At first, it is all you can feel.  Wave upon wave upon wave of pain, sadness, anger, anguish, and love - yes, love - for without love there would be no pain, no sadness.  Those waves can last for weeks, even months, with no letup.  Every moment hurts. The pain is intense, indescribable, searing.  Sometimes it feels like your heart is going to burst out of your chest. It literally physically hurts.  You lose sleep.  You re-experience the trauma of the loss, over and over again. It's all you can think about. Everything you see, everywhere you go, every person you meet is somehow a reminder. 

It's not like every single moment is like that.  There are oases, respites or breaks from the suffering, however fleeting they may be.  But at first, there is no respite. 

After a while, there may be breaks from the relentless onslaught.  I truly believe that humans were never created or designed to experience loss of this kind.  We are eternal beings; separation is not something we were meant to cope with. That being said, the mind can only bear so much before it creates breaks - even minor ones - rays of light piercing the gloom. Life has a way of forcing you to pay attention to it ... even if that paying attention is putting one foot in front of the other, looking after someone else, doing household chores, paying the bills, playing music, or exercising ... or something else. And in the midst of that, inexplicably, there can be moments (however fleeting) where you can forget about the loss. For a while.

Sometimes you can laugh.  I mean, really belly-laugh!  (Part of you feels guilty perhaps, but you DO laugh.) Sometimes (and as time goes on, those sometimes become most-of-the-time) you can enjoy the little things you always did. 

Our belle Arielle (1992-2013) ... in 2012

But there is no escaping that loss.  It's there all the time. The expression "time heals all wounds" is not true.  Time might distance you from the intense, constant pain - but there will always be that pain, and at any time (and you never know what will set it off or when) it can flare to be just as bad as the first day, catch you off guard when it does, and leave you breathless and shaking when the wave passes over you. 

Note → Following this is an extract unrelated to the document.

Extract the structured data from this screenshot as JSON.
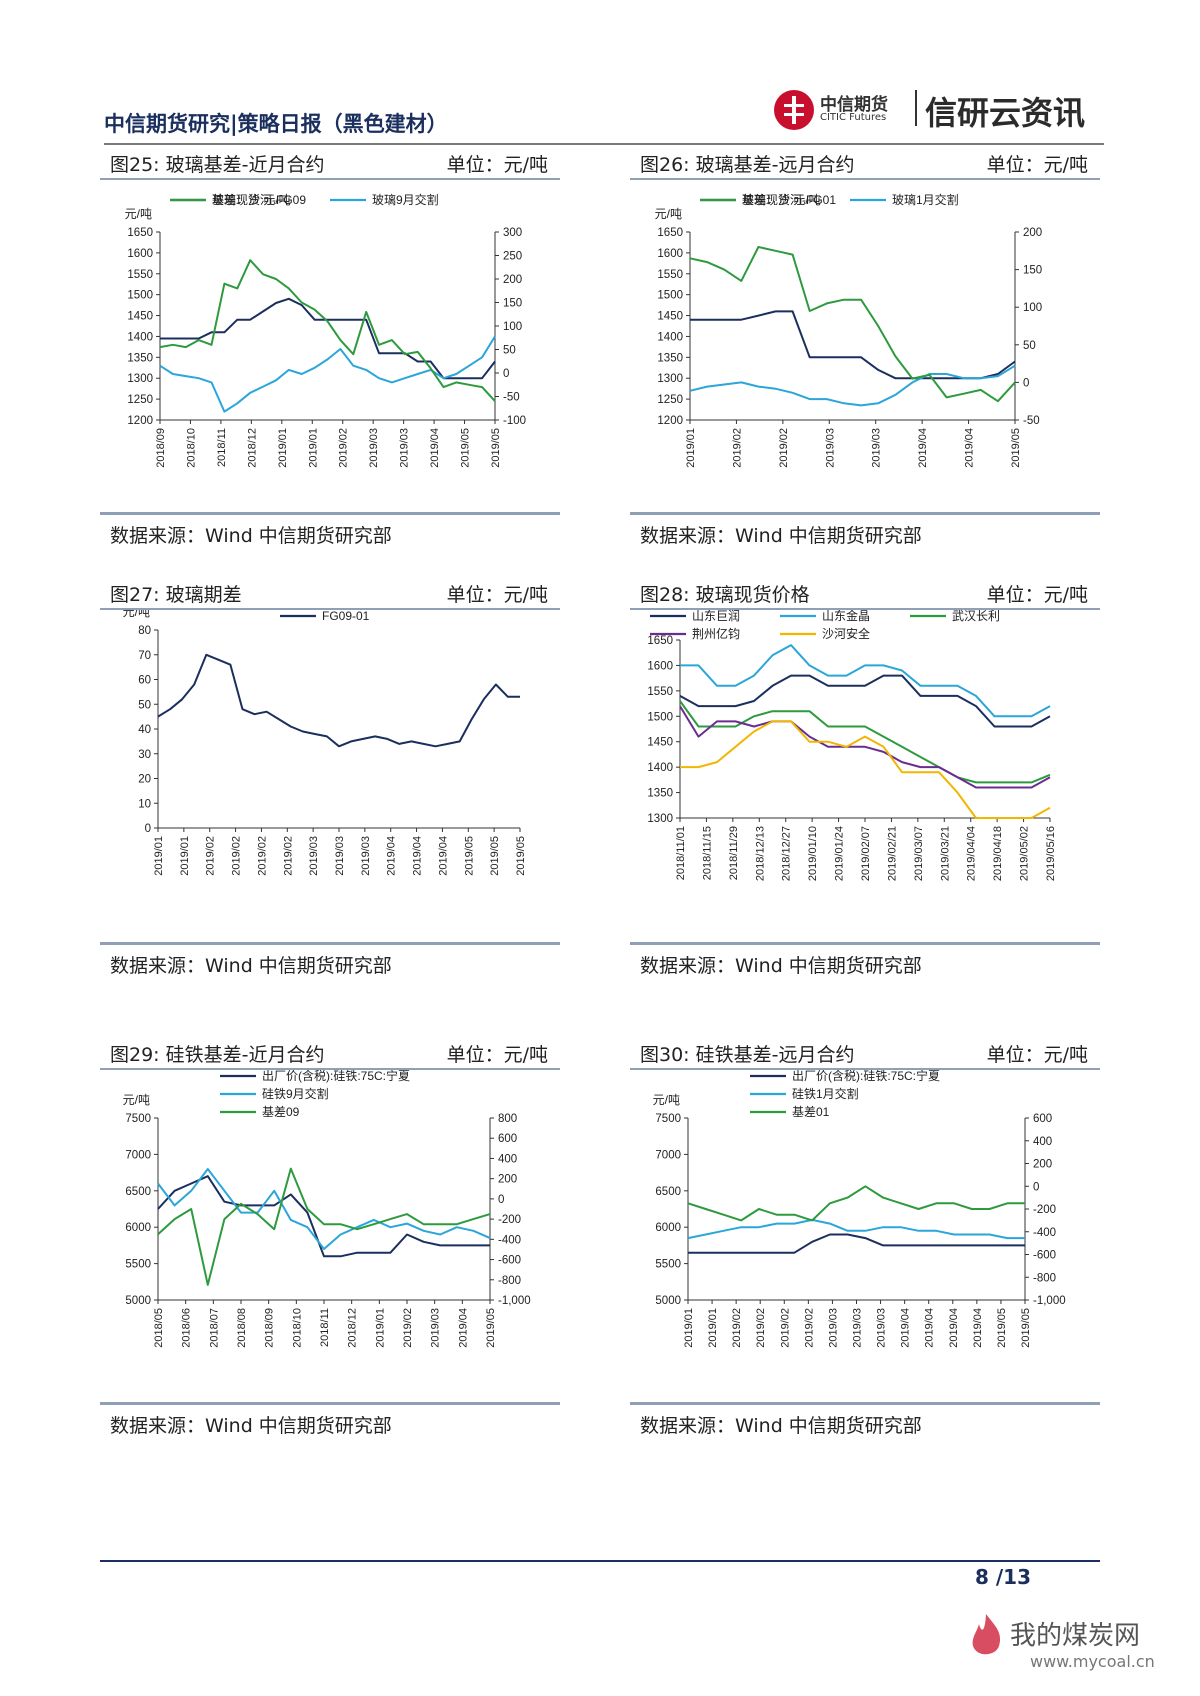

Queen Elizabeth II once said, "Grief is the price we pay for love."  I would add that the more intense the love, and the more invested in the other person's well-being you are, the more intense the grief will be when that person is gone from you.  

I'm not saying you won't remember something that they said and laugh along with the memory. Those times will come, and they are precious when they do.  That's all part of the grieving process too.  Even with that happy memory there will be a pang, though, that inescapable fact of their absence.  It becomes part of your "new normal" ... which is essentially learning to live with missing them.

I know all the platitudes people give you to try to make you feel better (and that could be because they are uncomfortable with how deep your suffering is). You know the platitudes I mean: that your loved one is in a better place, or that God needed another angel (I want to punch people who say that!), yada yada.  The fact remains that the person is gone and you can't get them back - so you have to live the rest of your whole life without them.  You don't stop missing them. You don't stop loving them. And that is as it should be.  You'd be a pretty heartless and unfeeling person if you just "got over it."

So the next time (or any time) someone says to you, "You know, it's been ten months, (or ten years, or twenty years) since you lost so-and-so, isn't it about time you moved on?" ... you can know that this person has never lost someone that close.  And you can be grateful that they haven't experienced the kind of pain you have felt.  Nor would you wish that upon them, truth be told. Besides, missing your loved one is definitely not "not moving on."  It is holding them in your heart. It is honouring them the only way you have left - by NOT forgetting them.

The experience of missing them sucks, yes.  Grief is not pleasant.  However - as John (whom I quoted at the beginning of my post) said, grief is "the cost of sharing your life with someone worth missing." It is by far the highest price to pay and still remain alive, but hear me: it should never be anything to be ashamed of, or to be shamed for. Take it from someone who knows.